Some students have said goodbye to Abraham Lincoln and Andrew Jackson and embraced a new cash-free transaction service called Ivy.
PayWithIvy.com is a new payment system that was introduced and supported by Duke Student Government in February. Similar to the online payment service PayPal, students using Ivy electronically transfer funds to one another or any other member connected to the system through the Internet using either a computer or mobile device. The accounts directly link to a participant’s credit card or bank account and keep track of all previous transactions and records.
The information is protected by bank-level encryption.
Ivy was created by Zach Abrams, Trinity ’07, and Sean Yu, formerly a mathematics and computer science double major who left Duke as a junior to focus his energy on creating Ivy with Abrams. Both founders taught themselves multiple programming languages to get Ivy off the ground.
“We’ve had pretty good success at Duke,” Abrams said, noting that the service has over 700 users at the University even though it has not been marketed much.
Since the University administration is in the process of changing its current DukeCard provider, the integration of Ivy into the DukeCard system has been postponed, lengthening the process that will result in Flex and Food Points being used with an Ivy account, Abrams said.
When DSG Vice President for Services Tre Scott, a sophomore, introduced Ivy at the February DSG meeting, he said it had the potential to simplify transactions such as instantly donating to groups tabling on campus.
“It’s just a simple process,” Scott said.
Ivy has grown at other university campuses as well, particularly New York University and Columbia University. Most of Ivy’s volume comes from fraternities, sororities and other living groups who use the new product as a more effective means to collect dues, Abrams added.
Ivy’s personnel yare working to get more student groups and individual students involved with Ivy. In addition, the group is expanding its team. Ivy creators are also planning to hire six more people, four of which will be interns from Duke, although those students have not yet been selected.
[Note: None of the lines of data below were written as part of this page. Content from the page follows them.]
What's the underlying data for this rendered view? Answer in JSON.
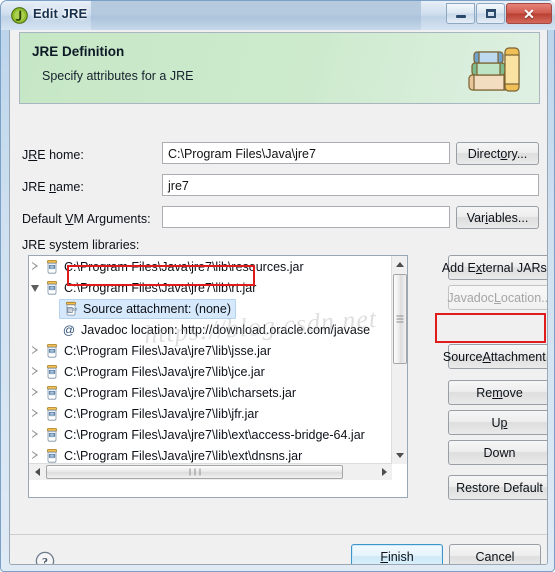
{
  "window": {
    "title": "Edit JRE",
    "title_icon": "jre-green-circle-icon",
    "controls": {
      "minimize": "minimize-icon",
      "maximize": "maximize-icon",
      "close": "close-icon"
    }
  },
  "banner": {
    "title": "JRE Definition",
    "subtitle": "Specify attributes for a JRE",
    "icon": "books-stack-icon",
    "bg_color": "#c8e8c8"
  },
  "form": {
    "jre_home": {
      "label_pre": "J",
      "label_accel": "R",
      "label_post": "E home:",
      "label": "JRE home:",
      "value": "C:\\Program Files\\Java\\jre7",
      "placeholder": ""
    },
    "jre_name": {
      "label": "JRE name:",
      "label_pre": "JRE ",
      "label_accel": "n",
      "label_post": "ame:",
      "value": "jre7",
      "placeholder": ""
    },
    "vm_args": {
      "label": "Default VM Arguments:",
      "label_pre": "Default ",
      "label_accel": "V",
      "label_post": "M Arguments:",
      "value": "",
      "placeholder": ""
    },
    "libraries_label": "JRE system libraries:",
    "directory_button": {
      "label": "Directory...",
      "pre": "Direct",
      "accel": "o",
      "post": "ry..."
    },
    "variables_button": {
      "label": "Variables...",
      "pre": "Var",
      "accel": "i",
      "post": "ables..."
    }
  },
  "tree": {
    "rows": [
      {
        "text": "C:\\Program Files\\Java\\jre7\\lib\\resources.jar",
        "icon": "jar-icon",
        "state": "collapsed",
        "indent": 0,
        "selected": false
      },
      {
        "text": "C:\\Program Files\\Java\\jre7\\lib\\rt.jar",
        "icon": "jar-icon",
        "state": "expanded",
        "indent": 0,
        "selected": false
      },
      {
        "text": "Source attachment: (none)",
        "icon": "source-attachment-icon",
        "state": "leaf",
        "indent": 1,
        "selected": true
      },
      {
        "text": "Javadoc location: http://download.oracle.com/javase",
        "icon": "at-icon",
        "state": "leaf",
        "indent": 1,
        "selected": false
      },
      {
        "text": "C:\\Program Files\\Java\\jre7\\lib\\jsse.jar",
        "icon": "jar-icon",
        "state": "collapsed",
        "indent": 0,
        "selected": false
      },
      {
        "text": "C:\\Program Files\\Java\\jre7\\lib\\jce.jar",
        "icon": "jar-icon",
        "state": "collapsed",
        "indent": 0,
        "selected": false
      },
      {
        "text": "C:\\Program Files\\Java\\jre7\\lib\\charsets.jar",
        "icon": "jar-icon",
        "state": "collapsed",
        "indent": 0,
        "selected": false
      },
      {
        "text": "C:\\Program Files\\Java\\jre7\\lib\\jfr.jar",
        "icon": "jar-icon",
        "state": "collapsed",
        "indent": 0,
        "selected": false
      },
      {
        "text": "C:\\Program Files\\Java\\jre7\\lib\\ext\\access-bridge-64.jar",
        "icon": "jar-icon",
        "state": "collapsed",
        "indent": 0,
        "selected": false
      },
      {
        "text": "C:\\Program Files\\Java\\jre7\\lib\\ext\\dnsns.jar",
        "icon": "jar-icon",
        "state": "collapsed",
        "indent": 0,
        "selected": false
      }
    ],
    "watermark": "https://blog.csdn.net"
  },
  "side_buttons": [
    {
      "label": "Add External JARs...",
      "pre": "Add E",
      "accel": "x",
      "post": "ternal JARs...",
      "disabled": false,
      "highlighted": false,
      "name": "add-external-jars-button"
    },
    {
      "label": "Javadoc Location...",
      "pre": "Javadoc ",
      "accel": "L",
      "post": "ocation...",
      "disabled": true,
      "highlighted": false,
      "name": "javadoc-location-button"
    },
    {
      "label": "Source Attachment...",
      "pre": "Source ",
      "accel": "A",
      "post": "ttachment...",
      "disabled": false,
      "highlighted": true,
      "name": "source-attachment-button"
    },
    {
      "label": "Remove",
      "pre": "Re",
      "accel": "m",
      "post": "ove",
      "disabled": false,
      "highlighted": false,
      "name": "remove-button"
    },
    {
      "label": "Up",
      "pre": "U",
      "accel": "p",
      "post": "",
      "disabled": false,
      "highlighted": false,
      "name": "up-button"
    },
    {
      "label": "Down",
      "pre": "Down",
      "accel": "",
      "post": "",
      "disabled": false,
      "highlighted": false,
      "name": "down-button"
    },
    {
      "label": "Restore Default",
      "pre": "Restore Default",
      "accel": "",
      "post": "",
      "disabled": false,
      "highlighted": false,
      "name": "restore-default-button"
    }
  ],
  "footer": {
    "help_icon": "help-question-icon",
    "finish_button": {
      "label": "Finish",
      "pre": "",
      "accel": "F",
      "post": "inish",
      "default": true
    },
    "cancel_button": {
      "label": "Cancel",
      "pre": "Cancel",
      "accel": "",
      "post": ""
    }
  },
  "colors": {
    "banner_green": "#c8e8c8",
    "annotation_red": "#e01b1b",
    "selection_blue": "#d6e8fb",
    "default_button_blue": "#3d95c9"
  }
}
This summer, Ivy is planning on introducing a rewards program, which is designed to give users the opportunity to win their money back after a payment.
“The way the rewards program works is after a payment you will have options to win rewards and have a chance to make your money back,” Abrams said. “It’s designed for students to have fun after their transaction.”
Additionally, Ivy is implementing a process in which students and groups can buy and sell tickets through the Ivy website and will also be launching a mobile application Friday to increase accessibility and convenience, Abrams added.
“The mobile app will complete Ivy as a company,” Scott said.
The mobile application, however, will only be available to iPhone users due to complexities with software and programming. A mobile application for Android users will be available in the summer.